A sample from our e-mailbag

2001-09-06 / Opinion

A sample from our e-mailbag

We get the most interesting e-mail from our web readers and others every week. Thought we’d share some of them with you.

One reader wrote that she grew up in Babylon and moved to Colorado more than 30 years ago. She is taking a trip back to her hometown with her teenaged daughter and wanted to show her around. Most of all, however she wanted her to have the opportunity to taste what she remembers as being the best pizza ever. The former resident wanted us to recommend some good pizza parlors and hoped that the pizza they made in Babylon was still as good as she remembered it.

Another reader said he was flying in from Europe and wanted to visit our town. He asked if we could recommend a limousine service. We did. One of our advertisers, of course, who provided great service we heard later.

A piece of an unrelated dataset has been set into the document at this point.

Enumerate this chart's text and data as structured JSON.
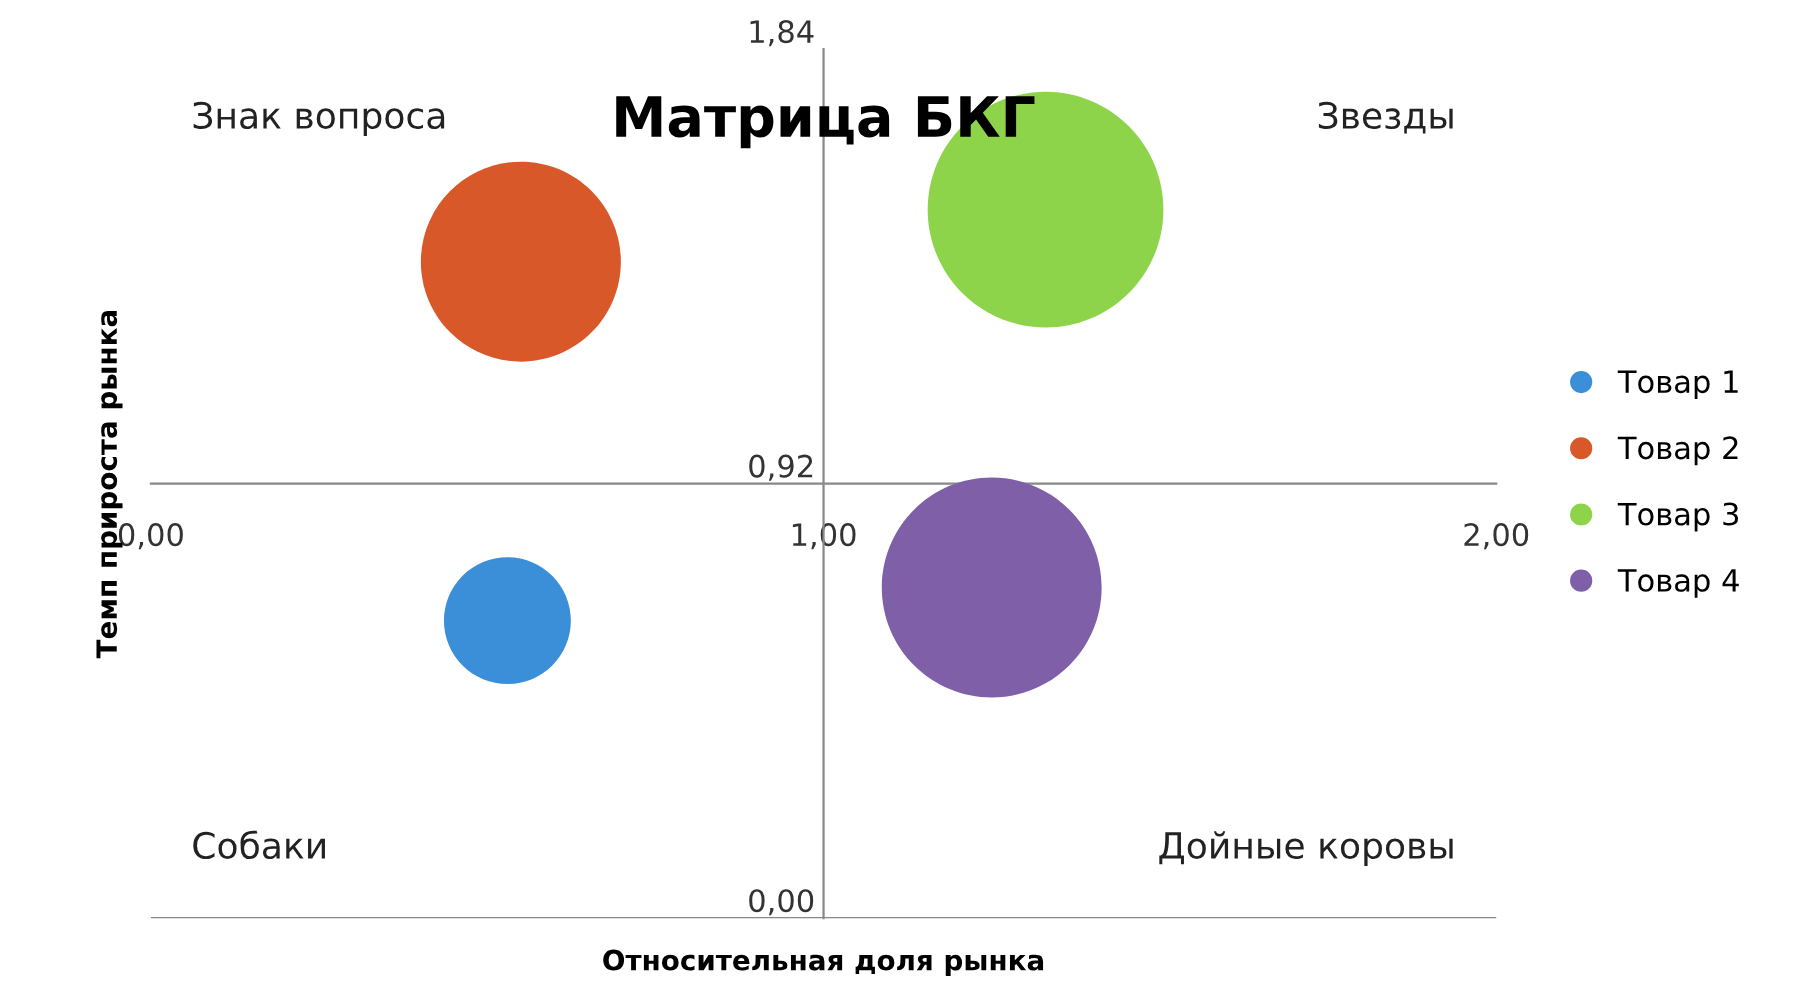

Finally, a young man sent us an e-note asking if we could research some old newspapers for him. He wanted copies of the stories that were written when he was a high school star basketball player.

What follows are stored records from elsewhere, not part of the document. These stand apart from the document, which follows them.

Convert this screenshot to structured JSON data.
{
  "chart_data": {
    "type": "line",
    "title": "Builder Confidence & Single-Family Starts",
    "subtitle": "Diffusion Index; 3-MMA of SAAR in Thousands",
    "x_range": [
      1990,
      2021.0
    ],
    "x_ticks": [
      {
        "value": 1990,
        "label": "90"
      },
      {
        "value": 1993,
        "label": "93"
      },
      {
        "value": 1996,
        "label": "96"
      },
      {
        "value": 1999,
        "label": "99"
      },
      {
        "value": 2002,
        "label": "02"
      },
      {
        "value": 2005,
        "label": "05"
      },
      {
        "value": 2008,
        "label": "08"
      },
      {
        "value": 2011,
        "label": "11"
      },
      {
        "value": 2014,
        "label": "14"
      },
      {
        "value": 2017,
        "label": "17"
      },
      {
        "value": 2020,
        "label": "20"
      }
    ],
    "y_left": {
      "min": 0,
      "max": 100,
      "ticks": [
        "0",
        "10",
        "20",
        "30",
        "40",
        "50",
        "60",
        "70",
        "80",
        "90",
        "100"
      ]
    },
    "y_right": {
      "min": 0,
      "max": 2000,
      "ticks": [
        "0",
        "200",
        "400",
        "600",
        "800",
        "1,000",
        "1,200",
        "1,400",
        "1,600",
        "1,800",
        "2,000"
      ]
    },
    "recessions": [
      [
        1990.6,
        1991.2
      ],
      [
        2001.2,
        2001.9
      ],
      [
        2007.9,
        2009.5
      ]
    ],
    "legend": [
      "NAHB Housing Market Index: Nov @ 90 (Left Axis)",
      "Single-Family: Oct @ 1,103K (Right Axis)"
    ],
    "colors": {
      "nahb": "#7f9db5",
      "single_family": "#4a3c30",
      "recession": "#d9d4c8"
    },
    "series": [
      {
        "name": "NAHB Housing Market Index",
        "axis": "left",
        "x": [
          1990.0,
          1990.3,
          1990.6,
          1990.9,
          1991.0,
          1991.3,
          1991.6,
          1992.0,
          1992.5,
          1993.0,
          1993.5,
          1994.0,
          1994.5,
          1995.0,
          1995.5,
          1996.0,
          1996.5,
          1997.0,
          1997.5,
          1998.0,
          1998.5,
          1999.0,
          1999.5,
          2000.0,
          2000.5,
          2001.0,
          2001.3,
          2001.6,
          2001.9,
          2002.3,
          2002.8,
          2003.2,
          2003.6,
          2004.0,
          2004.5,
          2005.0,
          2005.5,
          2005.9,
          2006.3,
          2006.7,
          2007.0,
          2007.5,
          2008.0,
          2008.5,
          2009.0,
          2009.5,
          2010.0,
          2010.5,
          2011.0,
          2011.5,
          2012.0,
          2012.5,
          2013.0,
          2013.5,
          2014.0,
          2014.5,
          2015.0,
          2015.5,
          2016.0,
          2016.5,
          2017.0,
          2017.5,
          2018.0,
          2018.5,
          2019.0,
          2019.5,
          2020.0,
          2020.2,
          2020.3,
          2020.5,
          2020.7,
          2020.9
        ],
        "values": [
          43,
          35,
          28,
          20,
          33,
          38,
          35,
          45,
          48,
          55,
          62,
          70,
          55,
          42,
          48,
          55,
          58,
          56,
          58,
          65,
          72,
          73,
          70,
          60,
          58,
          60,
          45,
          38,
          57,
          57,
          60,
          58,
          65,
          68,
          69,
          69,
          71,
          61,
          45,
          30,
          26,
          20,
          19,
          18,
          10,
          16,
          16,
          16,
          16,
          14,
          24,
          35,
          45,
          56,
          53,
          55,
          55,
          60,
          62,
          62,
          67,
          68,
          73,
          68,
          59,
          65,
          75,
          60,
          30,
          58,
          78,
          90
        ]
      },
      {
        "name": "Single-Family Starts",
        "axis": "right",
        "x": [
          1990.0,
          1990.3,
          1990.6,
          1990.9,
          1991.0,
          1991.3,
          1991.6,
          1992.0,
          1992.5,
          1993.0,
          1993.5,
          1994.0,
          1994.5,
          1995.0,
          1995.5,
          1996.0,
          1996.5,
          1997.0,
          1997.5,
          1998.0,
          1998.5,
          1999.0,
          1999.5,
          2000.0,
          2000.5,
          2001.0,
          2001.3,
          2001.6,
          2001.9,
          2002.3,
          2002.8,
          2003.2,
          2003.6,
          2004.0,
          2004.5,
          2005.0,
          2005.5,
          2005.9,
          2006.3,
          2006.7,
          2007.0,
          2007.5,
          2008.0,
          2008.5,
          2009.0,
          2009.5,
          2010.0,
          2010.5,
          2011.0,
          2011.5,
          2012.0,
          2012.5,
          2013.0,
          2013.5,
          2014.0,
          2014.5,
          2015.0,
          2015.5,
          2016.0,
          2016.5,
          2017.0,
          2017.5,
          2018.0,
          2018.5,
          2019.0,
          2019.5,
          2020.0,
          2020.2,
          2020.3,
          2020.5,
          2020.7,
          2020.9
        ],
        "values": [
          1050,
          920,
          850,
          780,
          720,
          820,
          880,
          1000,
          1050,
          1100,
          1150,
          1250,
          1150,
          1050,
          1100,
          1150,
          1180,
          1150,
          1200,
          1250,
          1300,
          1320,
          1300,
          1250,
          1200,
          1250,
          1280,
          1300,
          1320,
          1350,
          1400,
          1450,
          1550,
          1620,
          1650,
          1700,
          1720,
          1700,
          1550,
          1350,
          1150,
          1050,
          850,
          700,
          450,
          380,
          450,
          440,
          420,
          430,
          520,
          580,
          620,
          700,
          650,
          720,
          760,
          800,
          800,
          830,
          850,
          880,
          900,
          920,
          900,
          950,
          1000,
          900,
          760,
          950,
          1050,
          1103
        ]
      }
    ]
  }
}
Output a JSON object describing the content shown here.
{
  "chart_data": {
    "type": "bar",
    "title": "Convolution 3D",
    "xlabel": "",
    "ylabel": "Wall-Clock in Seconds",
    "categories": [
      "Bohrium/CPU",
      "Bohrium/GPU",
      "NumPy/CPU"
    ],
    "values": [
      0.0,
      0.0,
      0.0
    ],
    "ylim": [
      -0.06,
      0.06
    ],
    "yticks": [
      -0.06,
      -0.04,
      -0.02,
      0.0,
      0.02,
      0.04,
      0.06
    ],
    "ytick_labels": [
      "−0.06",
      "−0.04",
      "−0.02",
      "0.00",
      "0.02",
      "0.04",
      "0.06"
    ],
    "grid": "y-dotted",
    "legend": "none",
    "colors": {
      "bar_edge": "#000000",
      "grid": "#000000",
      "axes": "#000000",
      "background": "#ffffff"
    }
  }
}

Queries about old stories and obituary notices make regular appearances in our electronic mail box, and while we make every effort to help out a former resident or someone just interested in our community or its residents, the task, thanks to the telecommunications age we are living in, has become burdensome. So, we ask that they check out our website or suggest they contact the local high school and hire a student to do the research for them at the library or historical society.

In any case, this wonderful internet has opened up the lines of communication between our town and the world, and we’re so very proud to be able to tout the wonderful faces and places every week as the Amityville Record, Massapequa Post and Babylon Beacon circle the globe on the world wide web.